12/01/2012

Cinéma arabe, un an après

Le Printemps arabe a un an ou presque. Bilan des sorties en salle d’une année charnière

Industrie

Cinéma arabe, un an après

En Egypte, le bilan cinématographique est maigre : les cinéastes ne cessent de blâmer la révolution du 25 janvier pour cette carence de production réduite à moitié, soit 40 films l’an dernier contre 18 cette année. 10 films seulement ont été tournés depuis la révolution.
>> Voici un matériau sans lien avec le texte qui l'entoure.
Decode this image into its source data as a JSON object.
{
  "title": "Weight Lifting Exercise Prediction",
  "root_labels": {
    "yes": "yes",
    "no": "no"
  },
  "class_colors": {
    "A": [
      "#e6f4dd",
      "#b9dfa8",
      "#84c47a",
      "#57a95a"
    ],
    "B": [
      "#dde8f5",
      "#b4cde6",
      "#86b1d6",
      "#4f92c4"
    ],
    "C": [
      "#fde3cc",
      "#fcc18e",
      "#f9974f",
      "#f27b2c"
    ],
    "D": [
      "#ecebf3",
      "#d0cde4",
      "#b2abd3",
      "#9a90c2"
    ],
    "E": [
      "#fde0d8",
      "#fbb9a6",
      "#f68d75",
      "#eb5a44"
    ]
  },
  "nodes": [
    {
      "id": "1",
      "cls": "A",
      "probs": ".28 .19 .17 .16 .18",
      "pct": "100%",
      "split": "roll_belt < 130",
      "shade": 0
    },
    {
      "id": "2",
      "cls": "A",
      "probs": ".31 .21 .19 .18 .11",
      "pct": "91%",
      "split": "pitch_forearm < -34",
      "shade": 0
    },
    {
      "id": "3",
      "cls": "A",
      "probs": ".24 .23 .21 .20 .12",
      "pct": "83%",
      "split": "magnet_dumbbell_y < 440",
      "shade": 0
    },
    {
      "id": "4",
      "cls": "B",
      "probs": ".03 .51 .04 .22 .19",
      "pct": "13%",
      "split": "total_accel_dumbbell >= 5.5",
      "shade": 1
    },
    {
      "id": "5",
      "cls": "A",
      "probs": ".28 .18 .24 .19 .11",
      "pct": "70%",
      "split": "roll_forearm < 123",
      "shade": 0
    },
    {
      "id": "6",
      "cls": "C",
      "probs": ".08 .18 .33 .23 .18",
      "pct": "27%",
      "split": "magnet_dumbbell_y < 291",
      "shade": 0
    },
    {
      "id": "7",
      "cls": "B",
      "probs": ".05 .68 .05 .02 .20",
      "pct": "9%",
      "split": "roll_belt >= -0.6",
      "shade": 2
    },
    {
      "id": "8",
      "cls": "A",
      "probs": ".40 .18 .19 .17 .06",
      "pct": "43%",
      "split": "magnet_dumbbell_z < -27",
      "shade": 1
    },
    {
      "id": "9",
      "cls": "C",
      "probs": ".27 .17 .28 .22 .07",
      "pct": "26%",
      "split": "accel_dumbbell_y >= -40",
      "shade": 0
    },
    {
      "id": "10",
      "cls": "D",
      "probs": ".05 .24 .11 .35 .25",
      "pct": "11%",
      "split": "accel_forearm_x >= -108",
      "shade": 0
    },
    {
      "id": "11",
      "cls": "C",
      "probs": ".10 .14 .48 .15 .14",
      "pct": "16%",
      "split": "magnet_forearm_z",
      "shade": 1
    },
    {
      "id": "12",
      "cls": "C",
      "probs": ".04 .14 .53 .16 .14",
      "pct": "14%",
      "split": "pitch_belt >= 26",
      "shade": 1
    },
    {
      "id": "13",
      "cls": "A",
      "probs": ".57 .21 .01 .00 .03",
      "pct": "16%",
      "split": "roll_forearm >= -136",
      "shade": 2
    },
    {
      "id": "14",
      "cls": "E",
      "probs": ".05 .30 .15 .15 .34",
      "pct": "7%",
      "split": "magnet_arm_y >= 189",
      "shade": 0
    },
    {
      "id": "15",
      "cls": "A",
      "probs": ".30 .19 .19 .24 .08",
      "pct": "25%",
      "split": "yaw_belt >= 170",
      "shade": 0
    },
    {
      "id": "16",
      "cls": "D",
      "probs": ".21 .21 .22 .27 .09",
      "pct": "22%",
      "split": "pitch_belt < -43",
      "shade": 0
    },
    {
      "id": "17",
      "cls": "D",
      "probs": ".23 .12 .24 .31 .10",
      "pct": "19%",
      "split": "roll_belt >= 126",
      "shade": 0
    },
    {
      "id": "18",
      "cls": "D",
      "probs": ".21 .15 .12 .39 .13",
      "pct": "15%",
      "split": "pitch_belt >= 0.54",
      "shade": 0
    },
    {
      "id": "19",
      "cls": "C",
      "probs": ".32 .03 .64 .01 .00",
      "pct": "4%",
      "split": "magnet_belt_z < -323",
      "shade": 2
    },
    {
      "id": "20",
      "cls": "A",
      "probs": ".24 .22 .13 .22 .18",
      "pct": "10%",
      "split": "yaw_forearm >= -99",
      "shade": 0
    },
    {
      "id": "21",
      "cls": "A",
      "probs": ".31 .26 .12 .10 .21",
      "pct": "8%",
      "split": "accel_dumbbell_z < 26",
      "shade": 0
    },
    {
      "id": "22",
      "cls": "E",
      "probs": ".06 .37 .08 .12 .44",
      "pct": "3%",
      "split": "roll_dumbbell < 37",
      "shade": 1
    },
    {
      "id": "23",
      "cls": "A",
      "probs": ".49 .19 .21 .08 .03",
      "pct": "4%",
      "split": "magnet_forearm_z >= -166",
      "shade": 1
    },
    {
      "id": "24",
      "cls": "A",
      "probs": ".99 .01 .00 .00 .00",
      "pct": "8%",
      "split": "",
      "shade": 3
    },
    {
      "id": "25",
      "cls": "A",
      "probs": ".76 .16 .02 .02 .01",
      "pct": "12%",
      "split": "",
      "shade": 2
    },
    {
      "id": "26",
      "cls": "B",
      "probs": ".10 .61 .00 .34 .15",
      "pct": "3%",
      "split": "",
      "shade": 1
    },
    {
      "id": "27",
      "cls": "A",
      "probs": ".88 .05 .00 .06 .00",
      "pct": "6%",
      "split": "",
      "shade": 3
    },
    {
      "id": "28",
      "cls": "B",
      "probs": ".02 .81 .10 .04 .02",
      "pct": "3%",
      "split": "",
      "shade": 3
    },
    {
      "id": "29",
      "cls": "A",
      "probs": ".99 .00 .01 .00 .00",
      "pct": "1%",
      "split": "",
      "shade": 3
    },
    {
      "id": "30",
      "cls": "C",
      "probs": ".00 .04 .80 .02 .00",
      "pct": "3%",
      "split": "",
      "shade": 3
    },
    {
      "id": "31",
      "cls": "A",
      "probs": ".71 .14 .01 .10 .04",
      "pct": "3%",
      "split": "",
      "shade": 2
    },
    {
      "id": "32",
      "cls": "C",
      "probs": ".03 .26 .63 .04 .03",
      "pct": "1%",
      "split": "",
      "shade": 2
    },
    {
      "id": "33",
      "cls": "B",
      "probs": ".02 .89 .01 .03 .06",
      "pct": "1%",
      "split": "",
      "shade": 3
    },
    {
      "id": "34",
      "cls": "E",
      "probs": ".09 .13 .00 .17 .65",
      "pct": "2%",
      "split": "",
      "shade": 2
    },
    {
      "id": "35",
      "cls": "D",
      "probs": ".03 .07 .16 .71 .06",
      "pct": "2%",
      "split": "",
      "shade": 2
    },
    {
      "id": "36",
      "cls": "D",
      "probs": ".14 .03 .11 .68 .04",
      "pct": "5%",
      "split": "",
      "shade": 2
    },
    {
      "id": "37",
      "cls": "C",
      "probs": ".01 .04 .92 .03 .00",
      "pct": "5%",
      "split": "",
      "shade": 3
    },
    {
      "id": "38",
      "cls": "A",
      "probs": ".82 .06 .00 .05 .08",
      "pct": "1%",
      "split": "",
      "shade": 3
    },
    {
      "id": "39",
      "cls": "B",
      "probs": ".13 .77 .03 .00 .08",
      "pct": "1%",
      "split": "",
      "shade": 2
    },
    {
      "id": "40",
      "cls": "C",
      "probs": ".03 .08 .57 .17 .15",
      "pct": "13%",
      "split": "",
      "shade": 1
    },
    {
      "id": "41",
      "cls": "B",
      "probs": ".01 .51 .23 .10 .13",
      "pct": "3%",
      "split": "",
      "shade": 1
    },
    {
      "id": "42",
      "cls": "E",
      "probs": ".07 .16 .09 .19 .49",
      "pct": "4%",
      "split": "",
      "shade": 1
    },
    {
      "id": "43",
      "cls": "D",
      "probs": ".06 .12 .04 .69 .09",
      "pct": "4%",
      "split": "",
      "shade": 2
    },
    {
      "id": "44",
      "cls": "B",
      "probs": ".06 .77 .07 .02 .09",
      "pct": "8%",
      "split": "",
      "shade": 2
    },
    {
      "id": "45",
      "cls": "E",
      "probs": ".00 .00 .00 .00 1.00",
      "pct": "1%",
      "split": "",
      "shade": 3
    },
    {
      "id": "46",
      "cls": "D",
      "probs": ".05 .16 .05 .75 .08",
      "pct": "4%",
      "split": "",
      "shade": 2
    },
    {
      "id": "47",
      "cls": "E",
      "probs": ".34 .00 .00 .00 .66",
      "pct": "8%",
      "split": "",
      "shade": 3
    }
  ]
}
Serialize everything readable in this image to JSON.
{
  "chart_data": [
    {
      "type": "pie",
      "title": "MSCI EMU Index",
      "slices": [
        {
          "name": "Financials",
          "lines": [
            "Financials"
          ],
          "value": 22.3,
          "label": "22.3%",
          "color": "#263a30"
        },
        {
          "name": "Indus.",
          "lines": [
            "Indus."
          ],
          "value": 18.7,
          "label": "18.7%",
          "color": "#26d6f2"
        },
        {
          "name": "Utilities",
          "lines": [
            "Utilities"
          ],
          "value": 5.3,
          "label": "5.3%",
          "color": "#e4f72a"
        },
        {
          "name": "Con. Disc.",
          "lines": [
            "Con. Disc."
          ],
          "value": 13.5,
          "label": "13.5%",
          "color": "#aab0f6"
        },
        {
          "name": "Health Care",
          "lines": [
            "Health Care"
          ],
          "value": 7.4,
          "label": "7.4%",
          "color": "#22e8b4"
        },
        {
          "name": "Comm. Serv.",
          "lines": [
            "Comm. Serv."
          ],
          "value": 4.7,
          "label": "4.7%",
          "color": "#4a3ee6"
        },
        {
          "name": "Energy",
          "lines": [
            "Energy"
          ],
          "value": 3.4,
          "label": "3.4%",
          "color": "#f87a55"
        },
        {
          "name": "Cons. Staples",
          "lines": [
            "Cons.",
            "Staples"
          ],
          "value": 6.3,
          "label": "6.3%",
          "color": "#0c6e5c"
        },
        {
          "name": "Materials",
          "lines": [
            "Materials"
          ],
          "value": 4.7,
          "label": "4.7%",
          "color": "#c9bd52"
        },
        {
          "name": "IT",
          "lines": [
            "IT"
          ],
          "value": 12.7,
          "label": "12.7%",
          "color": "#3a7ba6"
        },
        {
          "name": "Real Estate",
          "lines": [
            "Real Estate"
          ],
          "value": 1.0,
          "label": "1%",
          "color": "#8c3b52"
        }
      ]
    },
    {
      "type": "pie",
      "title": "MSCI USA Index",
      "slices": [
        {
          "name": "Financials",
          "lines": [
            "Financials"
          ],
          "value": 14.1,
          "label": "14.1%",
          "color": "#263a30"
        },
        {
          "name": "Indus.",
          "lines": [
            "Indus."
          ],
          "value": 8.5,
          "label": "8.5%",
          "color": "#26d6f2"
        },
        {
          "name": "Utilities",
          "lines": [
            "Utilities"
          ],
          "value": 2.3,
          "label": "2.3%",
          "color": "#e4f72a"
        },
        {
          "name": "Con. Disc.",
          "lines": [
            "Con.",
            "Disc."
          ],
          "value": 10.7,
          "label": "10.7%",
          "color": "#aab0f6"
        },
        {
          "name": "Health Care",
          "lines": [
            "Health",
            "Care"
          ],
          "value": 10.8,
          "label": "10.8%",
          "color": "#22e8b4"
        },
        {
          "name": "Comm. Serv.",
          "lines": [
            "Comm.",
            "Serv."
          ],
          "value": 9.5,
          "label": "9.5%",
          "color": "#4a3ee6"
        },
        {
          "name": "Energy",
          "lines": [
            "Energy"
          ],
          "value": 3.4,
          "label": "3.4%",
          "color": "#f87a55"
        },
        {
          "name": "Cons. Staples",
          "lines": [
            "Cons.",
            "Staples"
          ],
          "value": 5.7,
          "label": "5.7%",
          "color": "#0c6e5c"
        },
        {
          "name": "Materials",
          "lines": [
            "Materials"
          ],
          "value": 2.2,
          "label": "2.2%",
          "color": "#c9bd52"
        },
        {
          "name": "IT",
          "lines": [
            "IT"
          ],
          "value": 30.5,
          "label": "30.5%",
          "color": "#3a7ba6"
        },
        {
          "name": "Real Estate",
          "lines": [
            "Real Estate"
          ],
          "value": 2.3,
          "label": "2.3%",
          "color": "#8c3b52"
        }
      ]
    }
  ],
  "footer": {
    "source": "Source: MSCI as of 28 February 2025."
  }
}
Le bilan de la Tunisie, pays précurseur des révolutions arabes a, lui, été plutôt positif avec une production plus abondante et plus riche qui est passée de cinq à dix films. « Nous avons produit cette année dix films et c’est un chiffre considérable pour la Tunisie, bien que la plupart d’entre eux ne traitent pas de la révolution et que le reste ait été écrit avant la fuite de Ben Ali », a commente la comédienne Nadia Boussetta qui a joué dans Histoires tunisiennes et s’apprête actuellement à tourner dans un film du réalisateur Mohamed Demq. Pour la chanteuse et comédienne Yasmine Aziz, cette production croissante est une sorte de rébellion, Ben Ali ayant tout muselé par la censure. Le réalisateur Nouri Bouzid, quant à lui, se prépare à la sortie en salle de son nouveau film, alors qu’Elyes Baccar vient de présenter son documentaire Rouge Parole sur la révolution tunisienne.

La Syrie poursuit elle-aussi son essor entamé depuis deux ans. La productions de films syriens est passée de deux films en 2010 à cinq cette année. Un chiffre assez faible pour un cinéma qui a légué de grands noms tels que  Moustapha Al-Aqqad, réalisateur du film Al-Ressala, Mohamed Malas ou encore la comédienne Kenda Allouch. Le dernier-né du cinéma syrien est le long-métrage de Saïd Joud, Mon dernier ami. La poursuite du travail est pour lui un défi lancé aux événements qui se déroulent sur le territoire syrien à l’heure actuelle. La Syrie a également présenté quatre autres films cette année dont Nawafez lelroh (les fenêtres de l’âme), d’Ammar Al-Ani et joué par Gamal Soliman dans le rôle d’une personne qui se remémore son passé et nous dévoile l’histoire de la Syrie.

Ces exemples prouvent que le cinéma a été mobilisé dans certains pays du « Printemps arabe » à l’heure des révolutions, à l’exception de l’Egypte où le slogan « pas de cinéma avant la stabilité » semble définir la situation cinématographique actuelle.